Vous fonctionnez. Vous gérez. Mais quelque chose en vous ne se détend jamais vraiment. Une tension de fond, une vigilance permanente qui ne lâche pas — même le soir, même en vacances, même dans les moments qui devraient être paisibles. C’est ce que l’on appelle l’anxiété chronique : non pas une crise ponctuelle, mais un état d’alerte permanent dont le système nerveux ne sait plus comment sortir. Si vous cherchez un hypnothérapeute près de Châtellerault pour vous accompagner depuis Châtellerault ou sa région, cet article vous explique pourquoi l’hypnose ericksonienne s’adresse précisément à ce niveau-là — celui du corps et du système nerveux —, là où les approches de surface ne parviennent pas à aller.

Qu’est-ce que l’anxiété chronique ? Définition et mécanisme
L’anxiété chronique se distingue du stress ordinaire par sa durée et son intensité. Concrètement, il ne s’agit pas d’une réaction passagère à une situation difficile — c’est un état installé dans le temps, souvent depuis des mois ou des années, dans lequel le système nerveux autonome reste bloqué en mode survie.
Pour comprendre ce mécanisme, il faut suivre le circuit neurologique complet de l’anxiété — un circuit qui implique plusieurs structures cérébrales en interaction.
L’amygdale cérébrale : le détecteur de menace
Située au cœur du système limbique, l’amygdale cérébrale est la première structure activée face à une menace. Elle traite l’information de danger en quelques millisecondes — bien avant que le cerveau conscient ait eu le temps d’analyser la situation.
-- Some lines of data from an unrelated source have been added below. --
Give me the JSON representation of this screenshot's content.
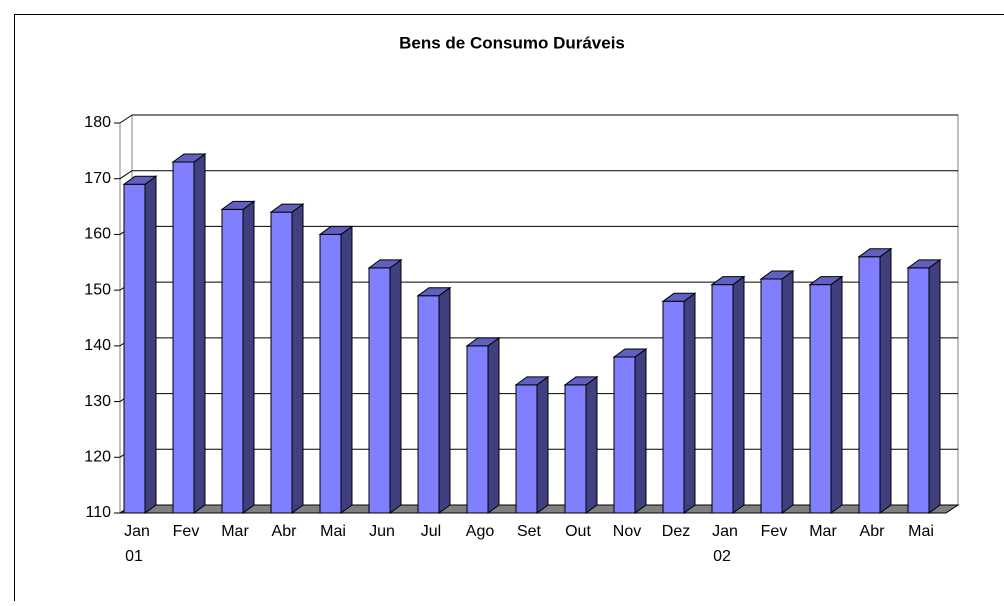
{
  "chart_data": {
    "type": "bar3d",
    "title": "Bens de Consumo Duráveis",
    "categories": [
      "Jan",
      "Fev",
      "Mar",
      "Abr",
      "Mai",
      "Jun",
      "Jul",
      "Ago",
      "Set",
      "Out",
      "Nov",
      "Dez",
      "Jan",
      "Fev",
      "Mar",
      "Abr",
      "Mai"
    ],
    "year_labels": [
      "01",
      null,
      null,
      null,
      null,
      null,
      null,
      null,
      null,
      null,
      null,
      null,
      "02",
      null,
      null,
      null,
      null
    ],
    "values": [
      169,
      173,
      164.5,
      164,
      160,
      154,
      149,
      140,
      133,
      133,
      138,
      148,
      151,
      152,
      151,
      156,
      154
    ],
    "color": "#8080ff",
    "ylim": [
      110,
      180
    ],
    "yticks": [
      110,
      120,
      130,
      140,
      150,
      160,
      170,
      180
    ],
    "grid": true
  }
}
C’est elle qui déclenche immédiatement la réponse de stress : accélération cardiaque, tension musculaire, libération d’adrénaline. Dans l’anxiété chronique, l’amygdale est en état de suractivation permanente — son seuil de détection est devenu hypersensible, elle voit des menaces là où il n’y en a plus.
Le cortex préfrontal : le régulateur mis hors-jeu
En temps normal, le cortex préfrontal — le siège de la raison, de l’analyse et de la prise de recul — envoie des signaux inhibiteurs à l’amygdale pour lui dire : “c’est bon, le danger est passé, tu peux te calmer.” Pourtant, dans l’anxiété chronique, cette communication est perturbée. L’amygdale suractive finit par “étouffer” le cortex préfrontal. C’est pourquoi on peut se répéter rationnellement qu’il n’y a pas de danger — et ressentir quand même la peur. La raison ne suffit pas, car ce n’est pas elle qui commande à ce stade.
L’hippocampe : la mémoire qui entretient l’alarme
L’hippocampe joue un rôle clé dans la mémorisation des expériences et dans leur contextualisation dans le temps. C’est lui qui devrait permettre de situer un souvenir douloureux dans le passé : “cela s’est passé à ce moment-là, ce n’est plus maintenant.” Concrètement, quand l’hippocampe est affecté — comme c’est souvent le cas après un stress prolongé, le cortisol altérant ses neurones —, il ne parvient plus à contextualiser correctement. Les mémoires anxiogènes restent alors activées comme si elles étaient présentes, non passées. C’est ce qui explique les réactions de peur face à des situations objectivement bénignes.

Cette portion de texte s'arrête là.